301 F.2d 163
NATIONAL LABOR RELATIONS BOARD, Petitioner,
v.
UNITED HATTERS, CAP & MILLINERY WORKERS INTERNATIONAL UNION, AFL-CIO, Respondent.
No. 14287.
United States Court of Appeals Sixth Circuit.
April 6, 1962.
Marcel Mallet-Prevost, Asst. General Counsel, National Labor Relations Board, Washington, D. C., John C. Getreu, Director 9th Region, N. L. R. B., Cincinnati, Ohio, Duane B. Beeson and Joseph C. Thackery, Washington, D. C., for appellant.
Herbert L. Segal, Louisville, Ky., Isadore Katz, Lieberman, Katz & Aronson, New York City, for appellee.

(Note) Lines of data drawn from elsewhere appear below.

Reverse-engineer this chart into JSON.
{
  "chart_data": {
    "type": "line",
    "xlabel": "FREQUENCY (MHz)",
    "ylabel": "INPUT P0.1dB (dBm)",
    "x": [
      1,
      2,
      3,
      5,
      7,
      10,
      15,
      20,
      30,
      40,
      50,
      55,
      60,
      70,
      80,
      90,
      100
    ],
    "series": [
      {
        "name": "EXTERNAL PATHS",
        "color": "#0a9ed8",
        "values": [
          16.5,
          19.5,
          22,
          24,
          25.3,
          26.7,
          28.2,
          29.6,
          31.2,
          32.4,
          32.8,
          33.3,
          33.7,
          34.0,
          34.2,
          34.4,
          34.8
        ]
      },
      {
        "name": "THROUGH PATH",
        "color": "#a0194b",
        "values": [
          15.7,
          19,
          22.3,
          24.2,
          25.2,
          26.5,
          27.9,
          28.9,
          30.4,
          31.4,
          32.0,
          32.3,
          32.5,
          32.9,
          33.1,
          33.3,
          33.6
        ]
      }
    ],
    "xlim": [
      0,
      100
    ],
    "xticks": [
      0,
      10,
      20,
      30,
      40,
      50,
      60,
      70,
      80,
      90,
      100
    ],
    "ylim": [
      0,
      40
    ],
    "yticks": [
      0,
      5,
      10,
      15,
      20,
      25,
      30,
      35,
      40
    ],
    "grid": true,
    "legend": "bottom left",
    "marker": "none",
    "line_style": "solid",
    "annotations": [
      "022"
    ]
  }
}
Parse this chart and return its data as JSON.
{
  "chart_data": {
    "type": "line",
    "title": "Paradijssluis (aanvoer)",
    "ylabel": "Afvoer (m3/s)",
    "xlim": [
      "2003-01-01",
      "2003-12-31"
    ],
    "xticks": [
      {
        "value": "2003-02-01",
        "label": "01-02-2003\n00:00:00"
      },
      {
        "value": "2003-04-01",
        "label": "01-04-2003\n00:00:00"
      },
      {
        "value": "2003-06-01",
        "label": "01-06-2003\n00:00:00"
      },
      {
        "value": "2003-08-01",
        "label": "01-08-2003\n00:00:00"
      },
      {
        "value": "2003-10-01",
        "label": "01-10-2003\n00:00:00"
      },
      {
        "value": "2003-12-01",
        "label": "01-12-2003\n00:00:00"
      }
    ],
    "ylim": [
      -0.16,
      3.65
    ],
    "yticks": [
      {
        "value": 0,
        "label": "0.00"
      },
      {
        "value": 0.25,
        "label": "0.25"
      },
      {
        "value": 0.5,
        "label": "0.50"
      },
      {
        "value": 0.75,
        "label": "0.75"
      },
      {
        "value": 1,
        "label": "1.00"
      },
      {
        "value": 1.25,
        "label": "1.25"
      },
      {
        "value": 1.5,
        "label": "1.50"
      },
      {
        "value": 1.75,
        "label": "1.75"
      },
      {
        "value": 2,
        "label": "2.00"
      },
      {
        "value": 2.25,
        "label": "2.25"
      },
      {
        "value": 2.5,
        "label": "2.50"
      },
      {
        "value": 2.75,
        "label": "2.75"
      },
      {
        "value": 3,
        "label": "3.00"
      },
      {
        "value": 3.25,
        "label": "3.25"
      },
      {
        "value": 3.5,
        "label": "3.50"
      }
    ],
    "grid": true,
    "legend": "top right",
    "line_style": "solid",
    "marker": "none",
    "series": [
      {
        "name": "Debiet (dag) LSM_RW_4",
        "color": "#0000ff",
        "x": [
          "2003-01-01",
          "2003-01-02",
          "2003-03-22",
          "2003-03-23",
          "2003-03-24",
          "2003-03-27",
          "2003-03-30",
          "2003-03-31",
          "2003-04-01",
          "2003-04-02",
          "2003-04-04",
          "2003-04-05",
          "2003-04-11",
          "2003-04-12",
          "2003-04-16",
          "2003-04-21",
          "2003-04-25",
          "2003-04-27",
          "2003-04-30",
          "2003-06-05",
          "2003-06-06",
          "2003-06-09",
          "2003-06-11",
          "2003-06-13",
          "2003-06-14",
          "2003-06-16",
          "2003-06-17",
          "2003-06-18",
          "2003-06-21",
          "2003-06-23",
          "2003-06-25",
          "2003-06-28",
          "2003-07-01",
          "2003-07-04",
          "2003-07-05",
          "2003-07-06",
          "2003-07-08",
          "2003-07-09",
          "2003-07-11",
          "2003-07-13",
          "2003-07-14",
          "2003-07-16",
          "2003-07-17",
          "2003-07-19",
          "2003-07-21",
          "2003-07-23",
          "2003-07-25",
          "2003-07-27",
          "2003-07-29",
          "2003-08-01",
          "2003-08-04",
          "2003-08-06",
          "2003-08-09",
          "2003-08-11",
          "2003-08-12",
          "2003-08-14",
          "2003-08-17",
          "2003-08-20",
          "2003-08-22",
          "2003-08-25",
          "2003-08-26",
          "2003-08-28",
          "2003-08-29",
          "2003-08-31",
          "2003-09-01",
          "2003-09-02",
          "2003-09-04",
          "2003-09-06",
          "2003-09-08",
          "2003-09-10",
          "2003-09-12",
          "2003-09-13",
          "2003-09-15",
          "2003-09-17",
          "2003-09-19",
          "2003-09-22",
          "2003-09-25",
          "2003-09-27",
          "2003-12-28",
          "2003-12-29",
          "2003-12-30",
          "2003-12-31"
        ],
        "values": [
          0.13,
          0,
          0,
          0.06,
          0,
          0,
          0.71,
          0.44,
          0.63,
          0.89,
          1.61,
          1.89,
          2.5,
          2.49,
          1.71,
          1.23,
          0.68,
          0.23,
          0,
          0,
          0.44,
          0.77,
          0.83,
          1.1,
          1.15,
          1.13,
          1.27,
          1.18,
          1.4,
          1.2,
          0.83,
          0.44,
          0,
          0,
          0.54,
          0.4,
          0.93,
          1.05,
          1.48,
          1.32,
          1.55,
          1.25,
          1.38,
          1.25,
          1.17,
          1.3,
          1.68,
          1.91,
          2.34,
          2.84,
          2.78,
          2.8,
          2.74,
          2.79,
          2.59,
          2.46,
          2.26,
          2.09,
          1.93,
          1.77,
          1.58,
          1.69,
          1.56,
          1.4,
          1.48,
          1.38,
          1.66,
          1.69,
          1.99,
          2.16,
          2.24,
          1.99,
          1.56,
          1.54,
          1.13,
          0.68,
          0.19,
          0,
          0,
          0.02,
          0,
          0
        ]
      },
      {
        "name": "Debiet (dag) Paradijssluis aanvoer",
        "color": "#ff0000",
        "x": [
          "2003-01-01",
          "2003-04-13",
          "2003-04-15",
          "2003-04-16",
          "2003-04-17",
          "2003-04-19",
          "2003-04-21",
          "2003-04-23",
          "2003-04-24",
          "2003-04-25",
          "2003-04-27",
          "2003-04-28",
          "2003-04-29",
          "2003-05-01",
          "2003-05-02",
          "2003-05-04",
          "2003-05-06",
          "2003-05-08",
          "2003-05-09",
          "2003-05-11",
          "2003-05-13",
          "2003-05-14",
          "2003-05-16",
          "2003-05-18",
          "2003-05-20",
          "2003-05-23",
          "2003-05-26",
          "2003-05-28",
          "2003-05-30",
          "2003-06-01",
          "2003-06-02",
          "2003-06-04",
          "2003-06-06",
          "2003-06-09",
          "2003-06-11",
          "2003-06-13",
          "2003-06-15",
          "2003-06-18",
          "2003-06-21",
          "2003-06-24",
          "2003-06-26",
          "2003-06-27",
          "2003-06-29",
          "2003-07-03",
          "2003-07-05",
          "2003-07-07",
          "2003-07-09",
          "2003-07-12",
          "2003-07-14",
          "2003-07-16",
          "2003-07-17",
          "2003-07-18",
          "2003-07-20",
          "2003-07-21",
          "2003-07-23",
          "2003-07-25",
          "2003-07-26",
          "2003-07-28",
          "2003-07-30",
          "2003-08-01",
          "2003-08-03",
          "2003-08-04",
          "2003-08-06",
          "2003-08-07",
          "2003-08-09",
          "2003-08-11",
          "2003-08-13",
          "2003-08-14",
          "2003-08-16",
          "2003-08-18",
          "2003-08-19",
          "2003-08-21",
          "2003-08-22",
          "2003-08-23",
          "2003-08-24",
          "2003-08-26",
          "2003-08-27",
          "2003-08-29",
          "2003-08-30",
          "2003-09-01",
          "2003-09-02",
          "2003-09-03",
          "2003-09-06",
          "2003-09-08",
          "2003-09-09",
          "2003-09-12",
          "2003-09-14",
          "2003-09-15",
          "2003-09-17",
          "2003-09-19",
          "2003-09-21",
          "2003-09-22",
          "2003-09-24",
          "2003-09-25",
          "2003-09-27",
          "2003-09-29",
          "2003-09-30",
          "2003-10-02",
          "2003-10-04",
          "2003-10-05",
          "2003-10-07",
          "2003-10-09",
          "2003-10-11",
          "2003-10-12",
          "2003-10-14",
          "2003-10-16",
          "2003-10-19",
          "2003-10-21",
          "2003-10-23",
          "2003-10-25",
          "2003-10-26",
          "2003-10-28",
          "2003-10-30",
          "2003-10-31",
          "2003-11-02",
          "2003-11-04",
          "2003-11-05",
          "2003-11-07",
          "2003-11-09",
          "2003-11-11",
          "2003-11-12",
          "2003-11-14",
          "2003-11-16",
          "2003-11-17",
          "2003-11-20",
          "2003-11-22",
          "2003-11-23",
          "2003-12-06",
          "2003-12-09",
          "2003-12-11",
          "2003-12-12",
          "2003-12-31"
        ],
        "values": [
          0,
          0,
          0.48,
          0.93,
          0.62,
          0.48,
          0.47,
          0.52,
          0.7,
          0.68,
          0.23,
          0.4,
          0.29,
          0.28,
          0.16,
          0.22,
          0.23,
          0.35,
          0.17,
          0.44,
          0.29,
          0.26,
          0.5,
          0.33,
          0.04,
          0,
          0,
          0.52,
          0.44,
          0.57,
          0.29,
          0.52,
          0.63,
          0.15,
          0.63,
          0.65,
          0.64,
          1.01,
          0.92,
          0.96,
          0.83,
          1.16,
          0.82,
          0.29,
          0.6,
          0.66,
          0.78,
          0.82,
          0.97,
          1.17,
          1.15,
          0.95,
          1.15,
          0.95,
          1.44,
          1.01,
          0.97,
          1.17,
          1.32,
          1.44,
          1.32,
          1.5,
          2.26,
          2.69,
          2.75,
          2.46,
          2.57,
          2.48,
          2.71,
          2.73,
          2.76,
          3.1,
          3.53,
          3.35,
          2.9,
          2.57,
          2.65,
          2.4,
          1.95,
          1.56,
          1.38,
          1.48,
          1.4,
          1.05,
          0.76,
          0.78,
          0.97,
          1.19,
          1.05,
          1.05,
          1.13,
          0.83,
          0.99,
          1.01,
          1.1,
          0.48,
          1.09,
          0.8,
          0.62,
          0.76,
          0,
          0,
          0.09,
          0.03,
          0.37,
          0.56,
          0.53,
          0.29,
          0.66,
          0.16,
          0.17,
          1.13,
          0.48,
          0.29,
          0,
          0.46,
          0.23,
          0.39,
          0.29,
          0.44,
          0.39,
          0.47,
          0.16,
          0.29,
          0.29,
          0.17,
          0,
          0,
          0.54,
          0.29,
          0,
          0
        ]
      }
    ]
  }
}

Before CECIL and O'SULLIVAN, Circuit Judges, and KALBFLEISCH, District Judge.
ORDER.
It appearing to the Court that by order of June 6, 1961, 6 Cir., 290 F.2d 591, the Court struck from its order of March 17, 1961, 6 Cir., 288 F.2d 436, the following language: "Upon the objection of the respondent to the use of the words `or any other employer' as used in the order, the Court finds that the respondent made no specific objection to the board to the use of these words in the examiner's interim report, and that the question cannot now be raised in this Court. Section 160(e), Title 29 U.S.C."; and by said order of June 6, 1961, held in abeyance pending the decision of the Supreme Court, in National Labor Relations Board v. Ochoa Fertilizer Corporation et al., the questions of modification of the order of the board by striking the phrase "or any other employer" and whether or not proper objection was made;
And it further appearing to the Court that the case of National Labor Relations Board v. Ochoa Fertilizer Corporation et al. has now been decided (368 U.S. 318, 82 S.Ct. 344, 7 L.Ed.2d 312), it is hereby ordered that the objection to the phrase "or any other employer" be overruled for the reason hereinbefore stated in the order of March 17, 1961, and that said phrase remain in the order as heretofore enforced by the original order of this Court. National Labor Relations Board v. Cheney California Lumber Co., 327 U.S. 385, 389, 66 S.Ct. 553, 90 L.Ed. 739.